高木祐美たかぎゆみ 女 身長…164センチ 体重…55キロ  女子バスケ部の副キャプテン。中の上くらいのルックスで、それなりにモテる。

 着替えを済ました一行は、各々の準備を始めた。女性陣は、自ら持参した浮き輪なぞを鞄のなかから取り出す。

 風画はそれを見逃さなかった。すかさず、進矢の肩に手を掛けて耳打ちする。

「進矢。ここだ。ここで高木ちゃんに良いところを見せろ」

 他のメンバーに背を向けた恰好で言った。

「上手くやれ!」

 風画は進矢の胸を左の拳で叩いた。

「お、おう」

 突然の一発に怯みながらも、進矢は力強く返した。


 進矢は勇み足で祐美に近づいた。

「て、手伝おうか?」

 緊張のせいか、進矢は少しかんだ。

 しかし、祐美はそれをさして気には留めなかった。

「え、やってくれるの? ありがとう」

 笑顔で浮き輪を差し出す祐美。

 何かと訳ありなので、進矢は祐美の笑顔を直視できなかった。

(やっぱ、かわいい……)

 進矢は心の中で呟きながら、浮き輪を一生懸命に膨らませる。


「いいか、みんなよく聴け」

 浮き輪を膨らます進矢と、それを見守る祐美と距離を取る形で、風画が切り出した。

「進矢の恋を成就させてやりたい。頼む、協力してくれ」

 風画は顔の正面で両手を合わせ、深々と頭を下げた。

「あのさぁ……。ちょっといいかな……?」

 そのおり、美奈が申し訳なさそうに口を開いた。

「私からもあるんだけど。実はね、進矢クンが祐美に告ったこと、知ってるんだ」

 美奈が言うにはこうだった。

 祐美が進矢に告白されたとき、祐美はどう答えて良いかわからず、とっさの判断で進矢の申し出を断ってしまったのである。祐美は進矢と付き合うことに何ら抵抗は無く、むしろ、進矢の気持ちを棒に振った事に対して後悔しているらしい。機会があれば謝りたいのだが、気まずくて中中切り出せないらしい。

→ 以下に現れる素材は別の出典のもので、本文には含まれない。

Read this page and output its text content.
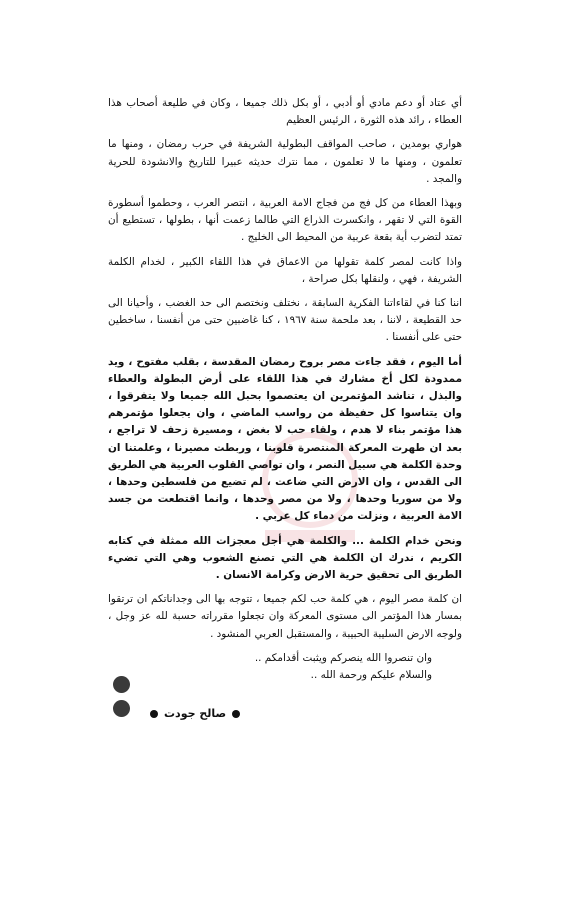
أي عتاد أو دعم مادي أو أدبي ، أو بكل ذلك جميعا ، وكان في طليعة أصحاب هذا العطاء ، رائد هذه الثورة ، الرئيس العظيم

هواري بومدين ، صاحب المواقف البطولية الشريفة في حرب رمضان ، ومنها ما تعلمون ، ومنها ما لا تعلمون ، مما نترك حديثه عبيرا للتاريخ والانشودة للحرية والمجد .

وبهذا العطاء من كل فج من فجاج الامة العربية ، انتصر العرب ، وحطموا أسطورة القوة التي لا تقهر ، وانكسرت الذراع التي طالما زعمت أنها ، بطولها ، تستطيع أن تمتد لتضرب أية بقعة عربية من المحيط الى الخليج .

واذا كانت لمصر كلمة تقولها من الاعماق في هذا اللقاء الكبير ، لخدام الكلمة الشريفة ، فهي ، ولنقلها بكل صراحة ،

اننا كنا في لقاءاتنا الفكرية السابقة ، نختلف ونختصم الى حد الغضب ، وأحيانا الى حد القطيعة ، لاننا ، بعد ملحمة سنة ١٩٦٧ ، كنا غاضبين حتى من أنفسنا ، ساخطين حتى على أنفسنا .

أما اليوم ، فقد جاءت مصر بروح رمضان المقدسة ، بقلب مفتوح ، ويد ممدودة لكل أخ مشارك في هذا اللقاء على أرض البطولة والعطاء والبذل ، تناشد المؤتمرين ان يعتصموا بحبل الله جميعا ولا يتفرقوا ، وان يتناسوا كل حفيظة من رواسب الماضي ، وان يجعلوا مؤتمرهم هذا مؤتمر بناء لا هدم ، ولقاء حب لا بغض ، ومسيرة زحف لا تراجع ، بعد ان طهرت المعركة المنتصرة قلوبنا ، وربطت مصيرنا ، وعلمتنا ان وحدة الكلمة هي سبيل النصر ، وان تواصي القلوب العربية هي الطريق الى القدس ، وان الارض التي ضاعت ، لم تضيع من فلسطين وحدها ، ولا من سوريا وحدها ، ولا من مصر وحدها ، وانما اقتطعت من جسد الامة العربية ، ونزلت من دماء كل عربي .

ونحن خدام الكلمة ... والكلمة هي أجل معجزات الله ممثلة في كتابه الكريم ، ندرك ان الكلمة هي التي تصنع الشعوب وهي التي تضيء الطريق الى تحقيق حرية الارض وكرامة الانسان .

ان كلمة مصر اليوم ، هي كلمة حب لكم جميعا ، تتوجه بها الى وجداناتكم ان ترتقوا بمسار هذا المؤتمر الى مستوى المعركة وان تجعلوا مقرراته حسبة لله عز وجل ، ولوجه الارض السليبة الحبيبة ، والمستقبل العربي المنشود .

وان تنصروا الله ينصركم ويثبت أقدامكم ..

والسلام عليكم ورحمة الله ..

صالح جودت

 ちなみに、今回の遠出は進矢に謝りたいと思っている祐美の発案で、本当の主催者は祐美である。

「なるほど、そういうことか」

 美奈の話を聴き終えたところで、槍牙が言った。

「そうなの。そういうことなの。だから、私からもお願い、祐美に協力してあげて。あの娘、結構内気なところがあるから……」

 美奈は口籠もった。

 そのおり、風画が口を開く。

「よし、わかった。つまり、俺たちが協力して、二人の仲を取り持ってやれば良いんだな」

「うん、そう」

 美奈は即答した。

「じゃあ、みんな。二人の恋を成就させっぞ!」

『おおー!』

 一同は掛け声と共に、右腕を空高く突き出した。

 祐美はその掛け声を自分のための掛け声だと解釈し、心の中で感涙した。

(ごめんね。みんなありがとう)

 進矢は浮き輪を膨らますことに必死になり、掛け声はおろか、頬を膨らました真っ赤な顔の自分にすら気付いていなかった。

滝川沙輝たきがわさき 女 身長…168センチ 体重…59キロ ロングヘアーと低音のハスキーボイスが特徴。かなり大人びた外見と性格の持ち主。槍牙とは似た者同士なので、かなり仲の良いカップルである。